Lectionary Year A
October 27, 2002
Matthew 22:34-46

Step III: Composition

A. Immediate Context
(JFC) Pre - The first 33 verses of Matthew 22, covered in the two weeks' previous Gospel Lections, find Jesus telling the Parable of the Wedding Feast for the King's son, where attendees had to be brought in from the highways and byways. Next the Pharisees tried to trick Jesus with the question of taxation. Jesus declared that payment to both Caesar and to God are ordered, which answer sent away the Pharisees. Then the Sadducees, not believing in the resurrection, posed a hypothetical scenario, re: several husbands' deaths, requiring brothers to marry the widow, trying to see who would be wed in heaven. Jesus' teaching astounded the Sadducees. Is that altercation what "silenced the Sadducees"?
Post - Matthew, chapter 23, finds Jesus telling the crowds to do what the scribes and Pharisees teach which differs from what they do, which He tells them not to do. Then He lists their errors and pronounces "woes" on them. He concludes this chapter with a lament over Jerusalem for her disobedience and lack of responsiveness.

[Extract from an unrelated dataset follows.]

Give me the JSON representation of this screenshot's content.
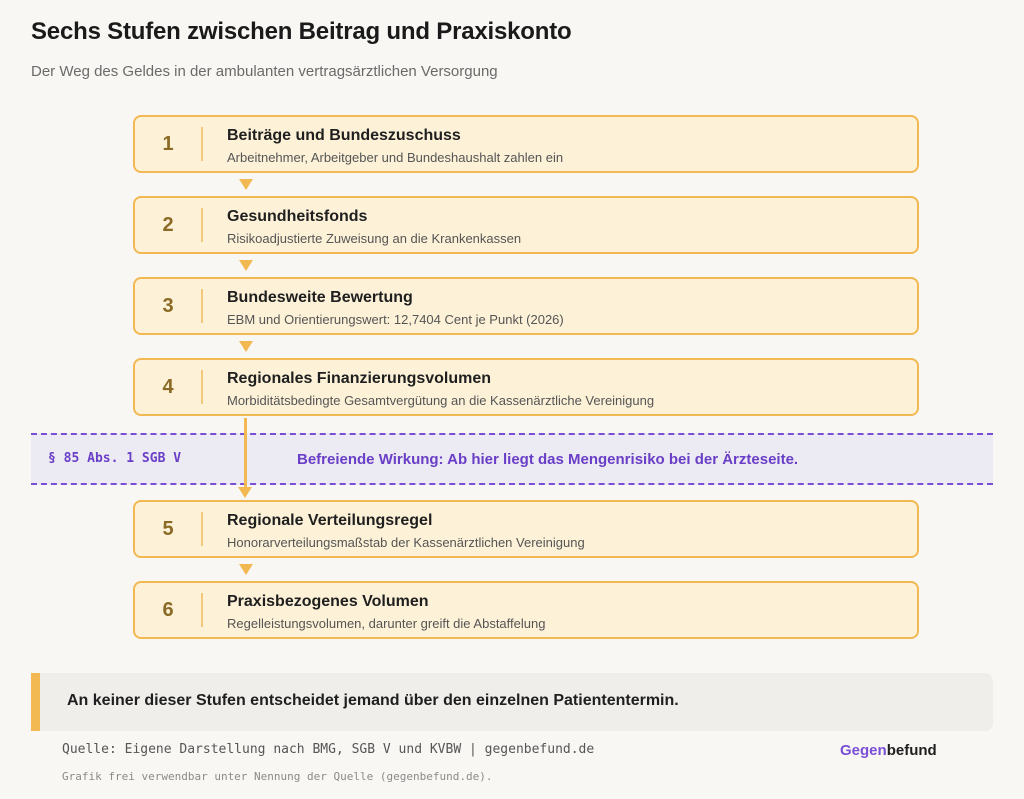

B. Organization of the Compositional Whole

(JFC) As noted previously in these pages, Albright and Mann, observe in the Anchor Bible commentary, "Matthew has two principal interests: the fulfillment of God's purposes in and through Jesus, and how this fulfillment will find its expression in the community which Jesus founded." Although the most concise outline of this Gospel seems to be in Reginald H. Fuller's article in Harper's Bible Commentary, a more nearly complete summary might be: the first two chapters of Matthew's Gospel tell of Jesus' birth. 3:1-12 relate John the Baptist's activities. 3:13-4:11 give accounts of Jesus' temptation and baptism. 4:12-18:35 tell of His teachings and preaching in Galilee. These chapters include the Sermon on the Mount (5-7), commissioning and instructing the twelve (10), Jesus' authority's source(s) (11-12), parables on the Kingdom (13), life in the new community/the New Israel (14-17) and Jesus' journeying to Jerusalem for His last week on earth (21-28). Through these segments, Matthew's Gospel seems to intend to depict Jesus as the Messiah the Old Testament Jews longed for. It highlights Jesus' fulfilling more prophecies than the other Gospels do. It seems to want to clarify that the New Testament people are the true Israel (16:17-19), actually replacing the former Israel. Several commentaries give "five discourses in chapters 5-7, 10, 13, 18, and 24-25, that Matthew intended his work to serve as a basic book for his community, . . . In fact, Matthew came to serve as the preeminent Gospel for the church as a whole," says Fuller.

C. Issues of Authorship

(JFC) As previously noted, since early in the second century CE, when Papias, a bishop of Hierapolis, referred to Matthew, the tax collector, one of Jesus' disciples (Matt. 9:9 and 10:3), it has been thought he wrote this Gospel. However, Papias says that work contains only sayings of Jesus and that it was written in Hebrew. Matthew, as we have it, tells of actions and events, as well as sayings of Jesus and it was written in Greek, not Hebrew. So, evidently, Papias means another document, one now lost. This Gospel seems to have been written anonymously between 70-85 CE, since it is mentioned by Ignatius of Antioch in 115 CE and relies on Mark's Gospel, which was written about 70 CE. Ignatius also says it was written in Syria. Suzanna de Dietrich (LBC) notes that the community addressed by this Gospel is "experiencing persecution. . . The writer was concerned to fortify the faith of the Christians - to remind them that Jesus had foreseen these struggles and that He had foreseen the apostasy of some, the lukewarmness of others (5:11-12; 10:16-23; 24:9-13)." And, Eduard Schweizer (The Good News According To Matthew) says, "Above all, the method of learned interpretation of the Law, which 'loses' and 'binds,' was still central for Matthew and his community. . . Preservation of sayings such as 23:2-3, which support the continued authority of Pharisaic teaching, and above all the special emphasis placed on the requirement not to offend those who still think in legalistic terms (17:24-27) show that dialogue with the Jewish Synagogue had not yet been broken off. On the other hand, a saying like 27:25 shows that the Christian community had conclusively split with the Synagogue, even though hope for the conversion of Jews was not yet totally dead."